Spc. Scott LaClair, a welder and maintenance technician for the 7th Transportation Battalion’s Skunk Werks, holds a piece of Armox ballistic steel shot up by Explosive Ordnance Disposal soldiers at Anaconda. The only hole was shot seven times in the same spot. (Juliana Gittler / S&S)
LSA ANACONDA, Iraq — Every time a convoy returns to the base, Capt. Michael DeLaughter gets nervous.
“Every time I have a convoy on the road, they’re shot at or something is blown up against them,” he said.
As the 7th Transportation Battalion’s maintenance officer, DeLaughter is responsible for about 1,500 vehicles. As roadside attacks intensified, it’s been his job to help create ways to guard against them.
Most of the battalion’s convoys are protected by trucks — vehicles with no armoring. And unlike the thousands of armored kits added to Humvees across Iraq, the Army hasn’t supplied armoring kits for the battalion’s trucks.

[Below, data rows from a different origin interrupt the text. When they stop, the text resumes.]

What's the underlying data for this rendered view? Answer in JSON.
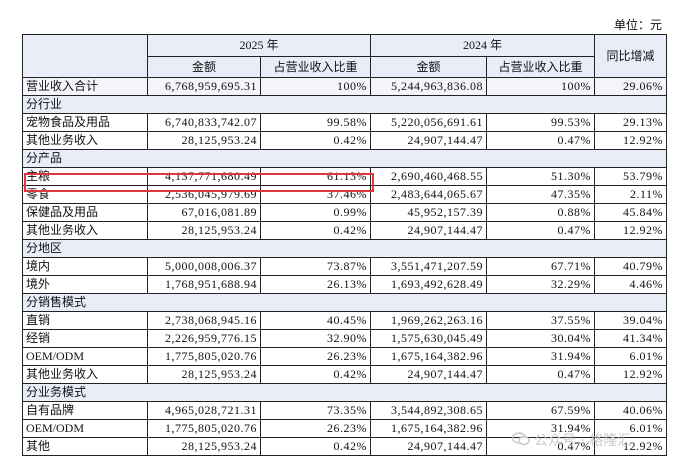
{
  "unit_label": "单位：元",
  "header": {
    "first_col": "",
    "year_2025": "2025 年",
    "year_2024": "2024 年",
    "yoy": "同比增减",
    "amount": "金额",
    "ratio": "占营业收入比重"
  },
  "rows": [
    {
      "type": "total",
      "label": "营业收入合计",
      "amt25": "6,768,959,695.31",
      "pct25": "100%",
      "amt24": "5,244,963,836.08",
      "pct24": "100%",
      "yoy": "29.06%"
    },
    {
      "type": "section",
      "label": "分行业"
    },
    {
      "type": "row",
      "label": "宠物食品及用品",
      "amt25": "6,740,833,742.07",
      "pct25": "99.58%",
      "amt24": "5,220,056,691.61",
      "pct24": "99.53%",
      "yoy": "29.13%"
    },
    {
      "type": "row",
      "label": "其他业务收入",
      "amt25": "28,125,953.24",
      "pct25": "0.42%",
      "amt24": "24,907,144.47",
      "pct24": "0.47%",
      "yoy": "12.92%"
    },
    {
      "type": "section",
      "label": "分产品"
    },
    {
      "type": "row",
      "label": "主粮",
      "amt25": "4,137,771,680.49",
      "pct25": "61.13%",
      "amt24": "2,690,460,468.55",
      "pct24": "51.30%",
      "yoy": "53.79%"
    },
    {
      "type": "row",
      "label": "零食",
      "amt25": "2,536,045,979.69",
      "pct25": "37.46%",
      "amt24": "2,483,644,065.67",
      "pct24": "47.35%",
      "yoy": "2.11%"
    },
    {
      "type": "row",
      "label": "保健品及用品",
      "amt25": "67,016,081.89",
      "pct25": "0.99%",
      "amt24": "45,952,157.39",
      "pct24": "0.88%",
      "yoy": "45.84%"
    },
    {
      "type": "row",
      "label": "其他业务收入",
      "amt25": "28,125,953.24",
      "pct25": "0.42%",
      "amt24": "24,907,144.47",
      "pct24": "0.47%",
      "yoy": "12.92%"
    },
    {
      "type": "section",
      "label": "分地区"
    },
    {
      "type": "row",
      "label": "境内",
      "amt25": "5,000,008,006.37",
      "pct25": "73.87%",
      "amt24": "3,551,471,207.59",
      "pct24": "67.71%",
      "yoy": "40.79%"
    },
    {
      "type": "row",
      "label": "境外",
      "amt25": "1,768,951,688.94",
      "pct25": "26.13%",
      "amt24": "1,693,492,628.49",
      "pct24": "32.29%",
      "yoy": "4.46%"
    },
    {
      "type": "section",
      "label": "分销售模式"
    },
    {
      "type": "row",
      "label": "直销",
      "amt25": "2,738,068,945.16",
      "pct25": "40.45%",
      "amt24": "1,969,262,263.16",
      "pct24": "37.55%",
      "yoy": "39.04%"
    },
    {
      "type": "row",
      "label": "经销",
      "amt25": "2,226,959,776.15",
      "pct25": "32.90%",
      "amt24": "1,575,630,045.49",
      "pct24": "30.04%",
      "yoy": "41.34%"
    },
    {
      "type": "row",
      "label": "OEM/ODM",
      "amt25": "1,775,805,020.76",
      "pct25": "26.23%",
      "amt24": "1,675,164,382.96",
      "pct24": "31.94%",
      "yoy": "6.01%"
    },
    {
      "type": "row",
      "label": "其他业务收入",
      "amt25": "28,125,953.24",
      "pct25": "0.42%",
      "amt24": "24,907,144.47",
      "pct24": "0.47%",
      "yoy": "12.92%"
    },
    {
      "type": "section",
      "label": "分业务模式"
    },
    {
      "type": "row",
      "label": "自有品牌",
      "amt25": "4,965,028,721.31",
      "pct25": "73.35%",
      "amt24": "3,544,892,308.65",
      "pct24": "67.59%",
      "yoy": "40.06%"
    },
    {
      "type": "row",
      "label": "OEM/ODM",
      "amt25": "1,775,805,020.76",
      "pct25": "26.23%",
      "amt24": "1,675,164,382.96",
      "pct24": "31.94%",
      "yoy": "6.01%"
    },
    {
      "type": "row",
      "label": "其他",
      "amt25": "28,125,953.24",
      "pct25": "0.42%",
      "amt24": "24,907,144.47",
      "pct24": "0.47%",
      "yoy": "12.92%"
    }
  ],
  "watermark": "公众号 · 格隆汇",
  "colors": {
    "header_bg": "#e8edf8",
    "highlight": "#e0373e",
    "border": "#222222"
  }
}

“We’re not going to wait for them,” DeLaughter said. “On any given day, I can have up to 300 trucks on the road. It’s our soldiers that are on the road.

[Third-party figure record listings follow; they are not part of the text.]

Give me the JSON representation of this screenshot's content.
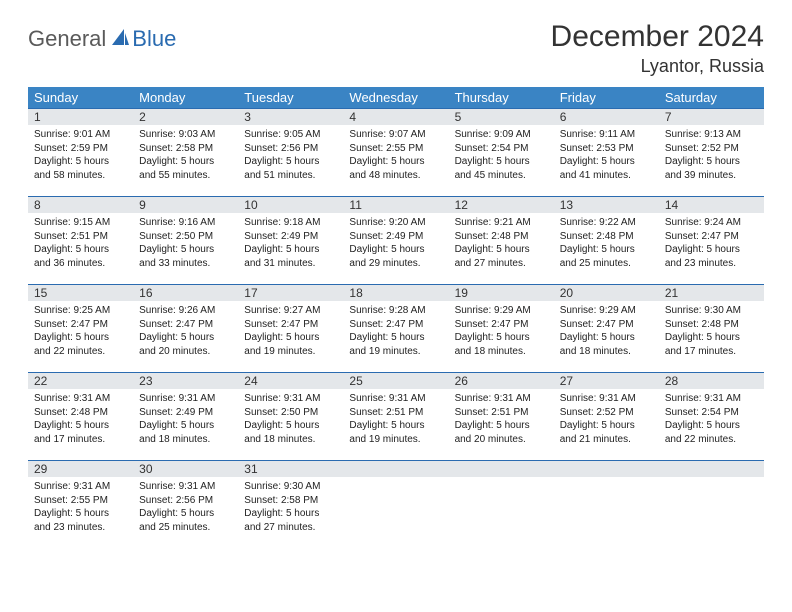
{
  "logo": {
    "text1": "General",
    "text2": "Blue"
  },
  "title": "December 2024",
  "location": "Lyantor, Russia",
  "colors": {
    "header_bg": "#3a84c4",
    "header_text": "#ffffff",
    "daynum_bg": "#e4e7ea",
    "daynum_border": "#2a6bb0",
    "logo_gray": "#5a5a5a",
    "logo_blue": "#2a6bb0"
  },
  "weekdays": [
    "Sunday",
    "Monday",
    "Tuesday",
    "Wednesday",
    "Thursday",
    "Friday",
    "Saturday"
  ],
  "days": [
    {
      "n": "1",
      "sr": "Sunrise: 9:01 AM",
      "ss": "Sunset: 2:59 PM",
      "d1": "Daylight: 5 hours",
      "d2": "and 58 minutes."
    },
    {
      "n": "2",
      "sr": "Sunrise: 9:03 AM",
      "ss": "Sunset: 2:58 PM",
      "d1": "Daylight: 5 hours",
      "d2": "and 55 minutes."
    },
    {
      "n": "3",
      "sr": "Sunrise: 9:05 AM",
      "ss": "Sunset: 2:56 PM",
      "d1": "Daylight: 5 hours",
      "d2": "and 51 minutes."
    },
    {
      "n": "4",
      "sr": "Sunrise: 9:07 AM",
      "ss": "Sunset: 2:55 PM",
      "d1": "Daylight: 5 hours",
      "d2": "and 48 minutes."
    },
    {
      "n": "5",
      "sr": "Sunrise: 9:09 AM",
      "ss": "Sunset: 2:54 PM",
      "d1": "Daylight: 5 hours",
      "d2": "and 45 minutes."
    },
    {
      "n": "6",
      "sr": "Sunrise: 9:11 AM",
      "ss": "Sunset: 2:53 PM",
      "d1": "Daylight: 5 hours",
      "d2": "and 41 minutes."
    },
    {
      "n": "7",
      "sr": "Sunrise: 9:13 AM",
      "ss": "Sunset: 2:52 PM",
      "d1": "Daylight: 5 hours",
      "d2": "and 39 minutes."
    },
    {
      "n": "8",
      "sr": "Sunrise: 9:15 AM",
      "ss": "Sunset: 2:51 PM",
      "d1": "Daylight: 5 hours",
      "d2": "and 36 minutes."
    },
    {
      "n": "9",
      "sr": "Sunrise: 9:16 AM",
      "ss": "Sunset: 2:50 PM",
      "d1": "Daylight: 5 hours",
      "d2": "and 33 minutes."
    },
    {
      "n": "10",
      "sr": "Sunrise: 9:18 AM",
      "ss": "Sunset: 2:49 PM",
      "d1": "Daylight: 5 hours",
      "d2": "and 31 minutes."
    },
    {
      "n": "11",
      "sr": "Sunrise: 9:20 AM",
      "ss": "Sunset: 2:49 PM",
      "d1": "Daylight: 5 hours",
      "d2": "and 29 minutes."
    },
    {
      "n": "12",
      "sr": "Sunrise: 9:21 AM",
      "ss": "Sunset: 2:48 PM",
      "d1": "Daylight: 5 hours",
      "d2": "and 27 minutes."
    },
    {
      "n": "13",
      "sr": "Sunrise: 9:22 AM",
      "ss": "Sunset: 2:48 PM",
      "d1": "Daylight: 5 hours",
      "d2": "and 25 minutes."
    },
    {
      "n": "14",
      "sr": "Sunrise: 9:24 AM",
      "ss": "Sunset: 2:47 PM",
      "d1": "Daylight: 5 hours",
      "d2": "and 23 minutes."
    },
    {
      "n": "15",
      "sr": "Sunrise: 9:25 AM",
      "ss": "Sunset: 2:47 PM",
      "d1": "Daylight: 5 hours",
      "d2": "and 22 minutes."
    },
    {
      "n": "16",
      "sr": "Sunrise: 9:26 AM",
      "ss": "Sunset: 2:47 PM",
      "d1": "Daylight: 5 hours",
      "d2": "and 20 minutes."
    },
    {
      "n": "17",
      "sr": "Sunrise: 9:27 AM",
      "ss": "Sunset: 2:47 PM",
      "d1": "Daylight: 5 hours",
      "d2": "and 19 minutes."
    },
    {
      "n": "18",
      "sr": "Sunrise: 9:28 AM",
      "ss": "Sunset: 2:47 PM",
      "d1": "Daylight: 5 hours",
      "d2": "and 19 minutes."
    },
    {
      "n": "19",
      "sr": "Sunrise: 9:29 AM",
      "ss": "Sunset: 2:47 PM",
      "d1": "Daylight: 5 hours",
      "d2": "and 18 minutes."
    },
    {
      "n": "20",
      "sr": "Sunrise: 9:29 AM",
      "ss": "Sunset: 2:47 PM",
      "d1": "Daylight: 5 hours",
      "d2": "and 18 minutes."
    },
    {
      "n": "21",
      "sr": "Sunrise: 9:30 AM",
      "ss": "Sunset: 2:48 PM",
      "d1": "Daylight: 5 hours",
      "d2": "and 17 minutes."
    },
    {
      "n": "22",
      "sr": "Sunrise: 9:31 AM",
      "ss": "Sunset: 2:48 PM",
      "d1": "Daylight: 5 hours",
      "d2": "and 17 minutes."
    },
    {
      "n": "23",
      "sr": "Sunrise: 9:31 AM",
      "ss": "Sunset: 2:49 PM",
      "d1": "Daylight: 5 hours",
      "d2": "and 18 minutes."
    },
    {
      "n": "24",
      "sr": "Sunrise: 9:31 AM",
      "ss": "Sunset: 2:50 PM",
      "d1": "Daylight: 5 hours",
      "d2": "and 18 minutes."
    },
    {
      "n": "25",
      "sr": "Sunrise: 9:31 AM",
      "ss": "Sunset: 2:51 PM",
      "d1": "Daylight: 5 hours",
      "d2": "and 19 minutes."
    },
    {
      "n": "26",
      "sr": "Sunrise: 9:31 AM",
      "ss": "Sunset: 2:51 PM",
      "d1": "Daylight: 5 hours",
      "d2": "and 20 minutes."
    },
    {
      "n": "27",
      "sr": "Sunrise: 9:31 AM",
      "ss": "Sunset: 2:52 PM",
      "d1": "Daylight: 5 hours",
      "d2": "and 21 minutes."
    },
    {
      "n": "28",
      "sr": "Sunrise: 9:31 AM",
      "ss": "Sunset: 2:54 PM",
      "d1": "Daylight: 5 hours",
      "d2": "and 22 minutes."
    },
    {
      "n": "29",
      "sr": "Sunrise: 9:31 AM",
      "ss": "Sunset: 2:55 PM",
      "d1": "Daylight: 5 hours",
      "d2": "and 23 minutes."
    },
    {
      "n": "30",
      "sr": "Sunrise: 9:31 AM",
      "ss": "Sunset: 2:56 PM",
      "d1": "Daylight: 5 hours",
      "d2": "and 25 minutes."
    },
    {
      "n": "31",
      "sr": "Sunrise: 9:30 AM",
      "ss": "Sunset: 2:58 PM",
      "d1": "Daylight: 5 hours",
      "d2": "and 27 minutes."
    }
  ]
}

“This is a truck drivers’ war, unfortunately.”
In his small plywood office inside the maintenance area, pieces of battered and punctured steel fill the walls. They demonstrate some of the techniques his unit employs to protect its vehicles.

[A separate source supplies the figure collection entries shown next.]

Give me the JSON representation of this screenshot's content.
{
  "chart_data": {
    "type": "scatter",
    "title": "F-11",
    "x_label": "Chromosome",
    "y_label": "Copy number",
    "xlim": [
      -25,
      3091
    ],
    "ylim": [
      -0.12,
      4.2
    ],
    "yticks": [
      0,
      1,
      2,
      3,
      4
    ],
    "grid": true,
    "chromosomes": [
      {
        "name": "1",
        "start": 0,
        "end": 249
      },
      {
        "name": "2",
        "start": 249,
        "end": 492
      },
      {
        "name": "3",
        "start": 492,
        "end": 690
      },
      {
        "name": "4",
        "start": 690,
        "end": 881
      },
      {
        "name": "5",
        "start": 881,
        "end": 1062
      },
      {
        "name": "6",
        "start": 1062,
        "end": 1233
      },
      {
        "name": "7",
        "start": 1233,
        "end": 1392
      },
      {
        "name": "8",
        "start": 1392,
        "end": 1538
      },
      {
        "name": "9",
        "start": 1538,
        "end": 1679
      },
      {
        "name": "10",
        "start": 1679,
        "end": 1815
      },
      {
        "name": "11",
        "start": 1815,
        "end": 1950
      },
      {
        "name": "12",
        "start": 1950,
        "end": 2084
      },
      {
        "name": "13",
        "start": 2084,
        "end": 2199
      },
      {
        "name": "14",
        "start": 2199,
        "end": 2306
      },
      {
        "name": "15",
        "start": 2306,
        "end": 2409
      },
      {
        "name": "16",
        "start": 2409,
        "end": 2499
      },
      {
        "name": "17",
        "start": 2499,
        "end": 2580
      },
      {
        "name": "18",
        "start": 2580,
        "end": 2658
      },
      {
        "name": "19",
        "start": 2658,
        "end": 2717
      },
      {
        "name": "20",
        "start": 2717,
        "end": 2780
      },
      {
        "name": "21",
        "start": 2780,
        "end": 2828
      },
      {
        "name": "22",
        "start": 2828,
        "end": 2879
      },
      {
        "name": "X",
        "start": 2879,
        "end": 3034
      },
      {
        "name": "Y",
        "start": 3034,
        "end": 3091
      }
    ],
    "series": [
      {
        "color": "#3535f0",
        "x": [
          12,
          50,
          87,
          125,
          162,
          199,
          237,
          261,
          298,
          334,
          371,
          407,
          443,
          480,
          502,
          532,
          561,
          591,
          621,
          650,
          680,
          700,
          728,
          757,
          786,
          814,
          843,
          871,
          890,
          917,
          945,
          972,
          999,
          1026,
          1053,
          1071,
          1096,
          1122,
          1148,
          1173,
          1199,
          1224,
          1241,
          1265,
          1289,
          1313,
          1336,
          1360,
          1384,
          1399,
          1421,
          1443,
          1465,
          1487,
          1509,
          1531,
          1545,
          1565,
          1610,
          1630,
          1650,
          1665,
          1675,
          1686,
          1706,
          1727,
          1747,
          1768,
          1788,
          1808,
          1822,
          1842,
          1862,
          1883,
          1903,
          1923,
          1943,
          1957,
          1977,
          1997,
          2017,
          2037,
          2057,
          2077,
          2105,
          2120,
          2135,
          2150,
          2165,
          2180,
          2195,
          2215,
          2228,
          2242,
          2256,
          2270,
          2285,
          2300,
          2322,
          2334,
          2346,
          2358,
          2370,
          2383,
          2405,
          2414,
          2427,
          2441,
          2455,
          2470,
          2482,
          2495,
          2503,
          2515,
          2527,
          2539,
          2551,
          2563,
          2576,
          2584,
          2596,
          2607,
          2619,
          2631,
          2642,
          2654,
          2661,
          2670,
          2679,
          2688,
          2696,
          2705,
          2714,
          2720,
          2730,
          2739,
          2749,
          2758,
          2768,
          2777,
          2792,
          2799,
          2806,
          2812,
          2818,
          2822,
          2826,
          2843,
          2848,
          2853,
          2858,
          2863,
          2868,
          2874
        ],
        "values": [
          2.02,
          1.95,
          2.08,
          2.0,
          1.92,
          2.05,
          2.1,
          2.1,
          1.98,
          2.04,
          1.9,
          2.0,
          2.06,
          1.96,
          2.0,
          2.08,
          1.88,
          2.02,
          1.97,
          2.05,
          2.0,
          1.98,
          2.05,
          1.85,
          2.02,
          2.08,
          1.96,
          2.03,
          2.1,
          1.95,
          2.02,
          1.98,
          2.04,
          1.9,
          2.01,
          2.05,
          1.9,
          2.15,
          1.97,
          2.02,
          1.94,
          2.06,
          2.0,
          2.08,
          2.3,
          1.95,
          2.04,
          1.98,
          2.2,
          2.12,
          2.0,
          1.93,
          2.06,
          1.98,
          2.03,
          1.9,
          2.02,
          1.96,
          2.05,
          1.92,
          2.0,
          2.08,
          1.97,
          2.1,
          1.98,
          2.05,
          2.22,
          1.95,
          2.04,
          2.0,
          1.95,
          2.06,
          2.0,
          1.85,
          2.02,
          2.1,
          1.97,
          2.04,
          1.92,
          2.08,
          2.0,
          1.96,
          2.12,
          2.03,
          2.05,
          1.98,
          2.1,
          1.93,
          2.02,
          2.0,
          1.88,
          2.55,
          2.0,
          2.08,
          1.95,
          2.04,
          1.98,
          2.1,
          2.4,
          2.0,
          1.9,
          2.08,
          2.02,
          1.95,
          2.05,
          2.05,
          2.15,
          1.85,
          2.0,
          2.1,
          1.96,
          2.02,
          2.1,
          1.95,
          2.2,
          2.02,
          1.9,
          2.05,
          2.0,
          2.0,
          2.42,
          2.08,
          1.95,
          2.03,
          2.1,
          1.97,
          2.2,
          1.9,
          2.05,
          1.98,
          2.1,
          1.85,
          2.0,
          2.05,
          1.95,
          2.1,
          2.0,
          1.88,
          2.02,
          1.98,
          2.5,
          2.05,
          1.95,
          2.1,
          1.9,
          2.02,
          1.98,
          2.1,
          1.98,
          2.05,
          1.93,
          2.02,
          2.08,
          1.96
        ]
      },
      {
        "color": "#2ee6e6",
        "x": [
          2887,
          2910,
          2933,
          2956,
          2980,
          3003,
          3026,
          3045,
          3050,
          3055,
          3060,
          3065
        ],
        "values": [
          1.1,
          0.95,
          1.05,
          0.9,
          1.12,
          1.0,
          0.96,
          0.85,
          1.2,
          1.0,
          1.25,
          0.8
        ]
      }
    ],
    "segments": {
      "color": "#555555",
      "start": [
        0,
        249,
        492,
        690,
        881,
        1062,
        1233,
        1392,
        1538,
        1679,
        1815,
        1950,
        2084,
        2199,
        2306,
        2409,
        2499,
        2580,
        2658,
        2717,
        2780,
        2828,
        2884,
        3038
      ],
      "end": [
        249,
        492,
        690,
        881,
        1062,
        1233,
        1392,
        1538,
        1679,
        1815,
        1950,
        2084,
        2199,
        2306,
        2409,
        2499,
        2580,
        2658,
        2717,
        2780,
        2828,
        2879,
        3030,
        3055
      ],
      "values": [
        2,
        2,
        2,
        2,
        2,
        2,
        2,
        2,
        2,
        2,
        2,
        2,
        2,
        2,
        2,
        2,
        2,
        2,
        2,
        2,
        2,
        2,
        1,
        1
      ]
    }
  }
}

One sharp dented triangle is proving the most effective, a ballistic steel called Armox designed to stop small arms rounds.
But DeLaughter doesn’t just take anyone’s word, he said. “We always have [explosive ordnance disposal teams] go out and shoot at it.”
His battalion has attached more than $80,000 worth of Armox to its vehicles this year.
In Al-Asad this April, a Humvee with an Armox gunner’s box rolled over a land mine, DeLaughter said. The Humvee was mangled, but the intact box — and the soldiers in it — survived.
A photo of the wreck sits on the office wall, with a collage of other mangled and wrecked vehicle images. Never wasteful, they reused the shattered Humvee’s Armox box on another vehicle, DeLaughter said.
“It is helping, it’s there for a purpose,” said Spc. Scott LaClair, one of two soldiers working in the 7th Transportation’s armoring shop called the Skunk Werks.
“You see in the trucks that come in after being hit by an IED how it worked. It definitely makes it worthwhile,” LaClair said.
LaClair and his coworker, Staff Sgt. Doug Stenberg, are truck drivers for the New Hampshire National Guard and welders in their civilian lives. For that experience, they were selected for the Skunk Werks.
As truck drivers, they can appreciate the need for armor. The battalion has lost eight soldiers to convoy attacks this year. A ninth is missing.
A transportation soldier was killed in a convoy attack Wednesday, 10 miles from base. His unit was pulling supplies on a flatbed trailer.
“Each [improvement] kind of builds up your confidence a little. This stuff has been tested,” LaClair said. “Deep down, everyone knows it’s there.”
Members of the 724th Transportation Company have driven trucks and Humvees with and without added armor.
Their Humvees now have add-on armor kits and Armox in areas where the kits don’t protect.
“It restricts your movement but it’s safe,” said Spc. Craig McDermott, a gunner and driver with the 1st Platoon, the Bulldogs. “I haven’t had a bullet come through yet.”
But the Skunk Werks inventors aren’t resting on their laurels.
As vehicles were increasingly attacked by roadside explosives this year, DeLaughter’s team went a step further.
Armox stops bullets, but as a hard steel, it can crack under the pressure of improvised explosive blasts.
This summer, two sailors attached to the Skunk Werks — both with experience working on heavy armored ship hulls — suggested an improvement. They added a layer of soft steel to the Armox to withstand the blast pressure, with rubber in between.
The EOD crew proved it worked against small arms and explosives. They called it dreadnought, named after early 20th-century armored warships. A dreadnought gunner’s box now adorns the back of most of the battalion’s gun trucks.
The trucks are evolving in other ways. The battalion’s communications unit is creating radios that allow the crew to communicate amid the clamor of battle.
At Skunk Werks, the vehicles may lack elegance, but they’re designed to work.
“It’s handmade, the seams might not match,” DeLaughter said. “But we have given [soldiers]the best protection possible.”